Sejak remaja, dia kenyang dengan pendidikan agama. Hudaemi belajar ilmu agama di banyak pondok pesantren, khususnya di Jawa Barat.
Zainal Mustofa pernah menjadi santri di Cilengah Tasikmalaya dan Sukamiskin serta bergaul dengan para ulama-ulama di zamannya.

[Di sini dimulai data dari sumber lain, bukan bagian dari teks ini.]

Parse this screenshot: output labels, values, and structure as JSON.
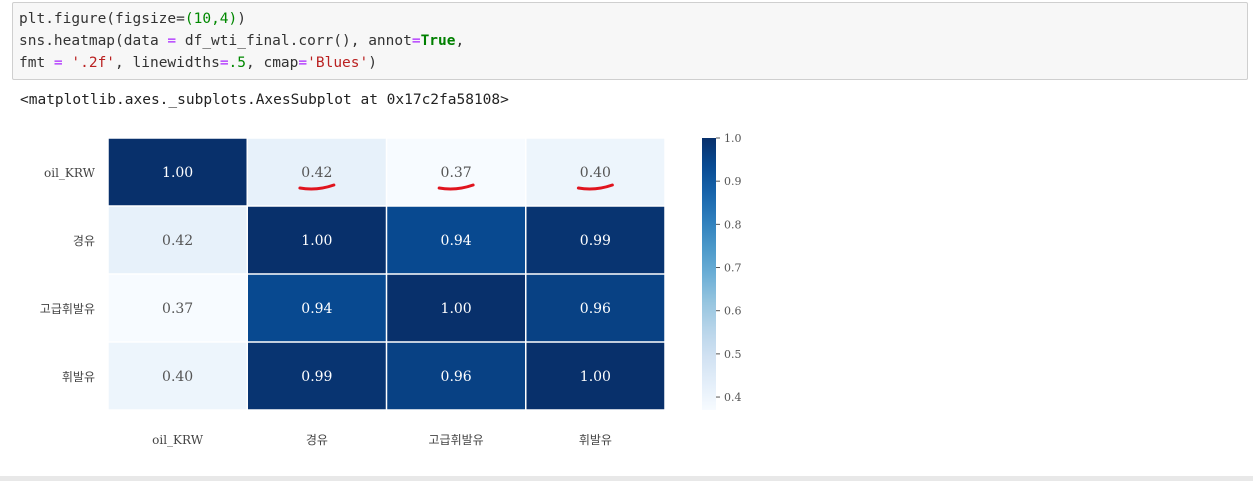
{
  "code": {
    "line1": [
      "plt.figure(figsize=",
      "(10,4)",
      ")"
    ],
    "line2_parts": [
      "sns.heatmap(data ",
      "=",
      " df_wti_final.corr(), annot",
      "=",
      "True",
      ","
    ],
    "line3_parts": [
      "fmt ",
      "=",
      " ",
      "'.2f'",
      ", linewidths",
      "=",
      ".5",
      ", cmap",
      "=",
      "'Blues'",
      ")"
    ]
  },
  "output": {
    "repr": "<matplotlib.axes._subplots.AxesSubplot at 0x17c2fa58108>"
  },
  "chart_data": {
    "type": "heatmap",
    "rows": [
      "oil_KRW",
      "경유",
      "고급휘발유",
      "휘발유"
    ],
    "columns": [
      "oil_KRW",
      "경유",
      "고급휘발유",
      "휘발유"
    ],
    "values": [
      [
        1.0,
        0.42,
        0.37,
        0.4
      ],
      [
        0.42,
        1.0,
        0.94,
        0.99
      ],
      [
        0.37,
        0.94,
        1.0,
        0.96
      ],
      [
        0.4,
        0.99,
        0.96,
        1.0
      ]
    ],
    "annotation_format": ".2f",
    "colormap": "Blues",
    "colorbar": {
      "range": [
        0.37,
        1.0
      ],
      "ticks": [
        0.4,
        0.5,
        0.6,
        0.7,
        0.8,
        0.9,
        1.0
      ],
      "tick_labels": [
        "0.4",
        "0.5",
        "0.6",
        "0.7",
        "0.8",
        "0.9",
        "1.0"
      ]
    },
    "annotation_marks": {
      "color": "#e0141e",
      "underlined_cells": [
        [
          0,
          1
        ],
        [
          0,
          2
        ],
        [
          0,
          3
        ]
      ]
    }
  }
}
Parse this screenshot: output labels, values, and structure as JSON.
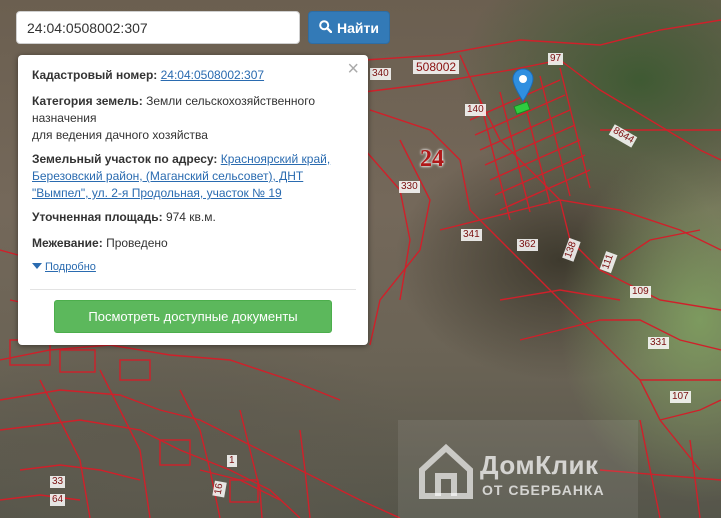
{
  "search": {
    "value": "24:04:0508002:307",
    "button_label": "Найти"
  },
  "panel": {
    "cadastral_label": "Кадастровый номер:",
    "cadastral_value": "24:04:0508002:307",
    "category_label": "Категория земель:",
    "category_value_line1": "Земли сельскохозяйственного",
    "category_value_line2": "назначения",
    "category_value_line3": "для ведения дачного хозяйства",
    "address_label": "Земельный участок по адресу:",
    "address_value_line1": "Красноярский край,",
    "address_value_line2": "Березовский район, (Маганский сельсовет), ДНТ",
    "address_value_line3": "\"Вымпел\", ул. 2-я Продольная, участок № 19",
    "area_label": "Уточненная площадь:",
    "area_value": "974 кв.м.",
    "survey_label": "Межевание:",
    "survey_value": "Проведено",
    "details_label": "Подробно",
    "docs_button_label": "Посмотреть доступные документы",
    "close_glyph": "×"
  },
  "map": {
    "block_number": "508002",
    "district_number": "24",
    "parcels": [
      "97",
      "340",
      "140",
      "8644",
      "330",
      "341",
      "362",
      "138",
      "111",
      "109",
      "331",
      "107",
      "33",
      "64",
      "1",
      "16"
    ]
  },
  "watermark": {
    "title": "ДомКлик",
    "subtitle": "ОТ СБЕРБАНКА"
  },
  "colors": {
    "parcel_outline": "#d0202a",
    "search_button": "#337ab7",
    "docs_button": "#5cb85c",
    "link": "#2a6bb0",
    "pin": "#2f8fe0",
    "selected_parcel": "#2ecc40"
  },
  "icons": {
    "search": "magnifier-icon",
    "pin": "map-pin-icon",
    "details": "triangle-down-icon",
    "close": "close-icon"
  }
}
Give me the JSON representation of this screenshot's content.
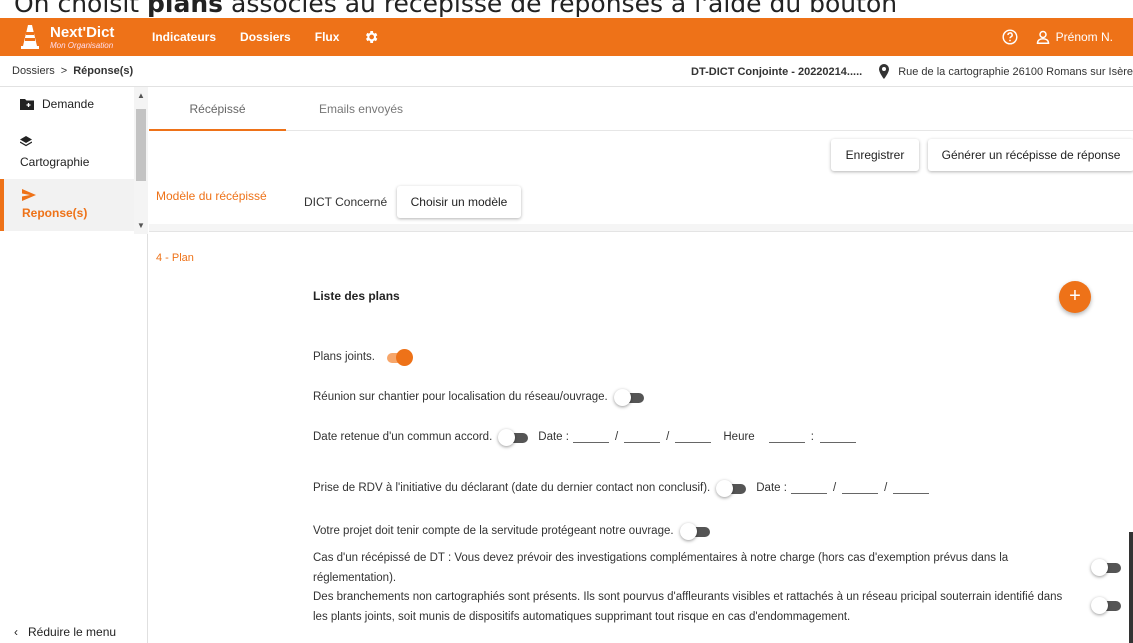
{
  "caption": {
    "before": "On choisit ",
    "bold": "plans",
    "after": " associés au récépissé de réponses à l'aide du bouton"
  },
  "topbar": {
    "logo_name": "Next'Dict",
    "logo_org": "Mon Organisation",
    "nav": [
      "Indicateurs",
      "Dossiers",
      "Flux"
    ],
    "user": "Prénom N."
  },
  "breadcrumb": {
    "root": "Dossiers",
    "sep": ">",
    "current": "Réponse(s)",
    "dict_title": "DT-DICT Conjointe - 20220214.....",
    "address": "Rue de la cartographie 26100 Romans sur Isère"
  },
  "sidebar": {
    "items": [
      {
        "label": "Demande"
      },
      {
        "label": "Cartographie"
      },
      {
        "label": "Reponse(s)"
      }
    ],
    "reduce_label": "Réduire le menu"
  },
  "tabs": [
    {
      "label": "Récépissé",
      "active": true
    },
    {
      "label": "Emails envoyés",
      "active": false
    }
  ],
  "actions": {
    "save": "Enregistrer",
    "generate": "Générer un récépisse de réponse"
  },
  "modele": {
    "label": "Modèle du récépissé",
    "dict_concerne": "DICT Concerné",
    "choose": "Choisir un modèle"
  },
  "plan": {
    "section_label": "4 - Plan",
    "list_title": "Liste des plans",
    "add": "+",
    "plans_joints": "Plans joints.",
    "reunion": "Réunion sur chantier pour localisation du réseau/ouvrage.",
    "date_retenue": "Date retenue d'un commun accord.",
    "date_label": "Date :",
    "date_sep": "/",
    "heure_label": "Heure",
    "heure_sep": ":",
    "prise_rdv": "Prise de RDV à l'initiative du déclarant (date du dernier contact non conclusif).",
    "servitude": "Votre projet doit tenir compte de la servitude protégeant notre ouvrage.",
    "cas_dt": "Cas d'un récépissé de DT : Vous devez prévoir des investigations complémentaires à notre charge (hors cas d'exemption prévus dans la réglementation).",
    "branchements": "Des branchements non cartographiés sont présents. Ils sont pourvus d'affleurants visibles et rattachés à un réseau pricipal souterrain identifié dans les plants joints, soit munis de dispositifs automatiques supprimant tout risque en cas d'endommagement."
  },
  "toggles": {
    "plans_joints": true,
    "reunion": false,
    "date_retenue": false,
    "prise_rdv": false,
    "servitude": false,
    "cas_dt": false,
    "branchements": false
  },
  "colors": {
    "accent": "#ee7218"
  }
}
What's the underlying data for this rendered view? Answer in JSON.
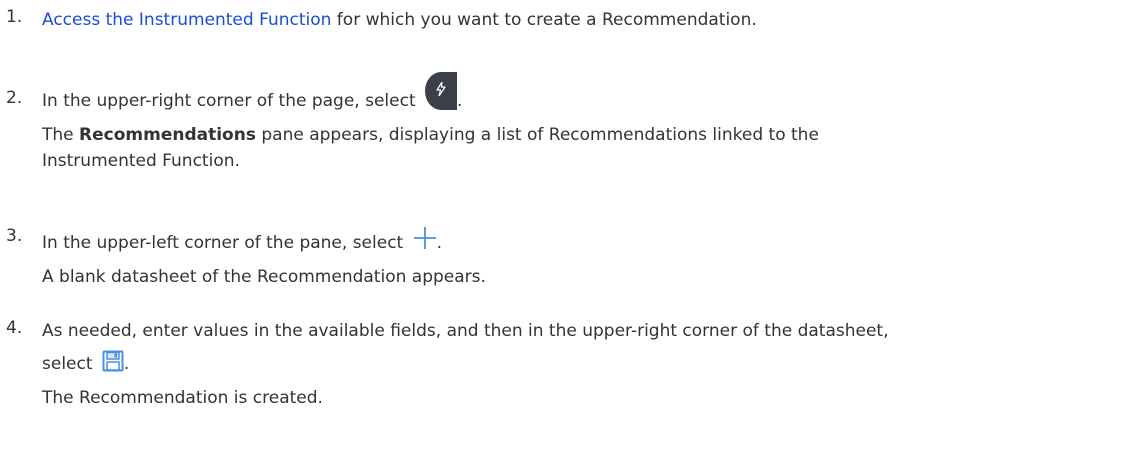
{
  "steps": [
    {
      "number": "1.",
      "link_text": "Access the Instrumented Function",
      "text_after": " for which you want to create a Recommendation."
    },
    {
      "number": "2.",
      "text_before": "In the upper-right corner of the page, select ",
      "text_after": ".",
      "icon": "recommendations-icon",
      "result_bold": "Recommendations",
      "result_line1_rest": " pane appears, displaying a list of Recommendations linked to the",
      "result_line1_prefix": "The ",
      "result_line2": "Instrumented Function."
    },
    {
      "number": "3.",
      "text_before": "In the upper-left corner of the pane, select ",
      "text_after": ".",
      "icon": "plus-icon",
      "result": "A blank datasheet of the Recommendation appears."
    },
    {
      "number": "4.",
      "line1": "As needed, enter values in the available fields, and then in the upper-right corner of the datasheet,",
      "line2_before": "select ",
      "line2_after": ".",
      "icon": "save-icon",
      "result": "The Recommendation is created."
    }
  ],
  "colors": {
    "text": "#333333",
    "link": "#1a4dd6",
    "icon_dark": "#3a3f48",
    "icon_blue": "#4a90d9"
  }
}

Sehingga ketika NU berdiri, pada 1933 dia diamanahkan untuk menjadi pengurus NU dan diangkat menjadi Wakil Rais Syuriah NU Cabang Tasikmalaya.
"Kiyai Zainal Mustofa juga saya kira pernah bertemu dengan KH Wahid Hasyim saat kunjungan beliau ke pesantren Sukamiskin, sebab pengasuh Pesantren Sukamiskin adalah alumni Tebuireng," ujarnya.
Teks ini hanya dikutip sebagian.